Showers received 29 percent of the votes cast in the municipal election in August. Keith has argued that shows 70 percent of the voters, including Johnson’s supporters want change in the district.
Keith said following the August vote that he’d reach out to the other candidates, including Johnson, Robert Hewlett and Peter Proctor. Hewlett received 108 votes and Proctor got 65 votes.
“We truly are going to take those individuals who ran against Mr. Showers as well, take a lot of the wisdom they have from their perspectives, mix it in our own plan,” Keith said last month. “So that we have a conglomerate. So that when we come back to the polls Oct. 4, they’re all voting for a new plan and change in north Huntsville.”
Johnson said both candidates have strengths.
“Mr. Keith has some great ideas,” she said. “Some great concepts. That, if implemented I think will be an enhancement. But by the same token, we’ve got Dr. Showers who has served us for 28 years.”
Johnson said she’s not ready to offer an endorsement.
“I am not going to endorse a candidate. I have spent some really talking to family, talking to my core team, and definitely in prayer to see and hope that I make the right decisions,” she said.

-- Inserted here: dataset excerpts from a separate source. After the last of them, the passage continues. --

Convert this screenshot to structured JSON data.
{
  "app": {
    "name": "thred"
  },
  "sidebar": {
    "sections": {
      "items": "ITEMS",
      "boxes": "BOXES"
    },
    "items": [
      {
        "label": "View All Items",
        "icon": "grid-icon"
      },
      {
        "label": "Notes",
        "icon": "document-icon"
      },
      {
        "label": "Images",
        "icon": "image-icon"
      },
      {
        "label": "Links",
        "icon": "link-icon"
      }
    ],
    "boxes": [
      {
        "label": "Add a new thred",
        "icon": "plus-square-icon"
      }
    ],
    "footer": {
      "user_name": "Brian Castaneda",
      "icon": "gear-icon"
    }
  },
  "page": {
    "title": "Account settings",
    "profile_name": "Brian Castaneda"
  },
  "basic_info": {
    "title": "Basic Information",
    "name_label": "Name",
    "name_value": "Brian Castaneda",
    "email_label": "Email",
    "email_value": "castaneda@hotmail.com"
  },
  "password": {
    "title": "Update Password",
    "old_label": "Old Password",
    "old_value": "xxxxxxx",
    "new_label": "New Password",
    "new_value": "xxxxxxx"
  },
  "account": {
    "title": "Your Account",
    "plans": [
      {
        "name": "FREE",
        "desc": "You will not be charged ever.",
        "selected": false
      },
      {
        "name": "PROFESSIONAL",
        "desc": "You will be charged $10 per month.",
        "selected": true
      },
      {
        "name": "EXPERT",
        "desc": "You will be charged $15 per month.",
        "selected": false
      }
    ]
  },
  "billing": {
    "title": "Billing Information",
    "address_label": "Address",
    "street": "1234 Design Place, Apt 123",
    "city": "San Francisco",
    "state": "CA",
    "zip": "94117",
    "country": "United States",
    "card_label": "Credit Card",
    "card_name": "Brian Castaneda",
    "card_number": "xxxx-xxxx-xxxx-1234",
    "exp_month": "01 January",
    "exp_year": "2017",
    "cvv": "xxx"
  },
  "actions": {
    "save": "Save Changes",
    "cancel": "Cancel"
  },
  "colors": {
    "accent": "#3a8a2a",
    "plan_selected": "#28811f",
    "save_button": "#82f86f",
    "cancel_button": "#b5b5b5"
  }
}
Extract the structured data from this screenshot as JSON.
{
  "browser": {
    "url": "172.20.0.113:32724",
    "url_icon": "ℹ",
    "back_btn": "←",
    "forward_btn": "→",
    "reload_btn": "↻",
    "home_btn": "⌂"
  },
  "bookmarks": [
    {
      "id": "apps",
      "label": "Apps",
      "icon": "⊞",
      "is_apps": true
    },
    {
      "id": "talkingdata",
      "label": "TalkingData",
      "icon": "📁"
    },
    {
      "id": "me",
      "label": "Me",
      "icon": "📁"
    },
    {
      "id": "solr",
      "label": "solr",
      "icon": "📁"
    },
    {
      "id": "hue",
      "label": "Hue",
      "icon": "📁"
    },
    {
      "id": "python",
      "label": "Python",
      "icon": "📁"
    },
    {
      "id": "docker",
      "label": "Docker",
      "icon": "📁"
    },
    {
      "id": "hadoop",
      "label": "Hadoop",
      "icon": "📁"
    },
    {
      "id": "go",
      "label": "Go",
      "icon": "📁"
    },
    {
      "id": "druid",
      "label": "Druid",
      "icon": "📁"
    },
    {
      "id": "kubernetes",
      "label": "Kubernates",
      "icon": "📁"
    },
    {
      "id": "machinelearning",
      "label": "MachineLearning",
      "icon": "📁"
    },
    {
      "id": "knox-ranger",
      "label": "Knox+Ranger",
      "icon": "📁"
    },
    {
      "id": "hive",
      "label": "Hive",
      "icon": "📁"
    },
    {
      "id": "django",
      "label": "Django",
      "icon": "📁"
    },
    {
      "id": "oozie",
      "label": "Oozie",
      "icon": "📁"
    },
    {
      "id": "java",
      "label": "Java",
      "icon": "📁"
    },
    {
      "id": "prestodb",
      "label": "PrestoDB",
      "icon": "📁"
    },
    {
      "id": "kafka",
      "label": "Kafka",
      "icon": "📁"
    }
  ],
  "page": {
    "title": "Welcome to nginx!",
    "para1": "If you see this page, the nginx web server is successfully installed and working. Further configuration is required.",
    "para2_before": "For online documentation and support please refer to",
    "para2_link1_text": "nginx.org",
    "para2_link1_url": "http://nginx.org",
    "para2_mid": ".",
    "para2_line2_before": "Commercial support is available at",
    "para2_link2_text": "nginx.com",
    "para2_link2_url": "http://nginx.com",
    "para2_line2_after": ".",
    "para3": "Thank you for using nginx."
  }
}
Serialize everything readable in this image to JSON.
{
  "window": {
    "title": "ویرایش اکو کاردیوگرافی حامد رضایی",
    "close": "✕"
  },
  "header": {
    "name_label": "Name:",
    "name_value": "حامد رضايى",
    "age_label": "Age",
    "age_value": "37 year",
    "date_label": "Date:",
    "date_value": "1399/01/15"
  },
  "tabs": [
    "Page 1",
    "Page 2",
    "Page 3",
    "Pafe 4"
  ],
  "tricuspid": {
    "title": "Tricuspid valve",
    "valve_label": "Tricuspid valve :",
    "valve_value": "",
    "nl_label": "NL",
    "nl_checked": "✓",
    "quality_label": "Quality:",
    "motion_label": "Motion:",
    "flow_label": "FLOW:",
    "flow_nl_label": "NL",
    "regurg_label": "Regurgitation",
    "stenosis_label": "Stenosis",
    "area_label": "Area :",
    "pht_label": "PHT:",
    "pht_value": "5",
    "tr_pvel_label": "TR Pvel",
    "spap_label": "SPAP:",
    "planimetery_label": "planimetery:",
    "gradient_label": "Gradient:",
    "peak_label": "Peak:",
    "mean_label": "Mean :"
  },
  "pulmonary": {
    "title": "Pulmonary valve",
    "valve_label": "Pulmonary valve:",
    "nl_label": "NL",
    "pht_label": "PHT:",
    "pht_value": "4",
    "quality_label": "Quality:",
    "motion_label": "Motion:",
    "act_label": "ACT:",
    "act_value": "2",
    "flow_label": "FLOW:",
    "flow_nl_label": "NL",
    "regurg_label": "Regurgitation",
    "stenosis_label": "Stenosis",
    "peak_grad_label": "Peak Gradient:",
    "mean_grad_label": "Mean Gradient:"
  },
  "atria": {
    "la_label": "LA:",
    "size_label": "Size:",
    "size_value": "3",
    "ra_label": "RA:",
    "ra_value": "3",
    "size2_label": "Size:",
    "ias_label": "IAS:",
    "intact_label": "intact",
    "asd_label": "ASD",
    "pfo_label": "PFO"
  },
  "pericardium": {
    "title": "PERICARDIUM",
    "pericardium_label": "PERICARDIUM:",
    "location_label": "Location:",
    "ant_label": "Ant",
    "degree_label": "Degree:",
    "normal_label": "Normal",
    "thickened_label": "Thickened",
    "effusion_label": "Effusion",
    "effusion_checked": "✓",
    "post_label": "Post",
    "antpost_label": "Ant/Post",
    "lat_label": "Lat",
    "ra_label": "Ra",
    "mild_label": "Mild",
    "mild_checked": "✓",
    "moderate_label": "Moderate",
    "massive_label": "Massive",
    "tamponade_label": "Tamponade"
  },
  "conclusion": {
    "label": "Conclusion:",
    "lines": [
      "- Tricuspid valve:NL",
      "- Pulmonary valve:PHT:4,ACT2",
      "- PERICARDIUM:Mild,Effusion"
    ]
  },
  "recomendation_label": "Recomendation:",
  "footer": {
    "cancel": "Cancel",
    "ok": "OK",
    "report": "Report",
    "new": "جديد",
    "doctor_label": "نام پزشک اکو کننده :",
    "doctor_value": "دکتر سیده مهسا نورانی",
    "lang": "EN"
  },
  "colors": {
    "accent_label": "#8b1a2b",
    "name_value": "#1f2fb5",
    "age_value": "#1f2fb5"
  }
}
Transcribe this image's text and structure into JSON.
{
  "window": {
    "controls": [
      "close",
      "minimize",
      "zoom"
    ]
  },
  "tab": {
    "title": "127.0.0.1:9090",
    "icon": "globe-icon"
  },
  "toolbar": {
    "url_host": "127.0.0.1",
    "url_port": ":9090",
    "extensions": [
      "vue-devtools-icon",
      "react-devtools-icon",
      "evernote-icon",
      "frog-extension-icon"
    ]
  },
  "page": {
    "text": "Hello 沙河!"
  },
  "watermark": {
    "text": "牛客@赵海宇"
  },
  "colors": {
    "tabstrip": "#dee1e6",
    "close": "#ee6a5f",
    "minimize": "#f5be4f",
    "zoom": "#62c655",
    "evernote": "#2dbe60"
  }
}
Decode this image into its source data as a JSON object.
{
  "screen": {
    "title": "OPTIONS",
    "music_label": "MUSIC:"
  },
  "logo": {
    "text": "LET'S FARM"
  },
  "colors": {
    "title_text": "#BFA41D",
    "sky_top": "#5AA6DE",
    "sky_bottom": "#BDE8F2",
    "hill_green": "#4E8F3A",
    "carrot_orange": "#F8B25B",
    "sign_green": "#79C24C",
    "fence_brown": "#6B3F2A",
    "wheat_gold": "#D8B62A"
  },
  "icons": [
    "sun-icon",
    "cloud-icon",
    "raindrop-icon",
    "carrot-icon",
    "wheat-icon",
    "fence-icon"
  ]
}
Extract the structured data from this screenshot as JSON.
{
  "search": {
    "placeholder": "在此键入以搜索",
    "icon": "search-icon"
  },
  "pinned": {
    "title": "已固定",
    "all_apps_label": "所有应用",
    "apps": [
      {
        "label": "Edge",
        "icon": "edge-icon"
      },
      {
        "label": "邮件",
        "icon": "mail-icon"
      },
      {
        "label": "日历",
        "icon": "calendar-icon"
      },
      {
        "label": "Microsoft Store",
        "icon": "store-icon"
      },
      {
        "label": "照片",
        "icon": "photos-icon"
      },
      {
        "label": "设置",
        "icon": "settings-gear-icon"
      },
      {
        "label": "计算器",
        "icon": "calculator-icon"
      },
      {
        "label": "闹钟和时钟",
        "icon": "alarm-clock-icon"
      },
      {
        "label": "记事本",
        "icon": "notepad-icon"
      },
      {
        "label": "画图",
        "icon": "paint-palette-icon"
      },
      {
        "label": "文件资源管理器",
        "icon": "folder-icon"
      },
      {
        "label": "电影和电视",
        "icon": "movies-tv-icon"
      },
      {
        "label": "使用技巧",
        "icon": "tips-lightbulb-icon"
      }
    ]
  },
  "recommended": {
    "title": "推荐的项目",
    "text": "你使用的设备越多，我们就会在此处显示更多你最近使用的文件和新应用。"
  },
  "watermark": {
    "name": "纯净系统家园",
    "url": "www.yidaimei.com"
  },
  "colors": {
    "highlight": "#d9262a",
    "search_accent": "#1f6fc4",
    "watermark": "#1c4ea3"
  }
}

She stressed voters need to take time and meet the candidates, review their records and push for details.
“And make sure that you understand what your candidate stands for, what they can and cannot do, the limitations as well as the possibilities,” she said.
“This is a pivotal election, for the constituents of District 1,” she said. “It’s very pivotal. We’ve got to be very careful that we’re making the right decision.”
Johnson said she knows who she’s going to vote for and doesn’t expect to make an endorsement. But, she left that door slightly open.
“Not yet. Maybe as this goes on, I might,” she said. “As we get closer to October 4th, I might. But right now, what I’ve encouraged people to do, is really look within and say, Ok, we need change. Is this the change that we need? Is this the change that moves us forward?”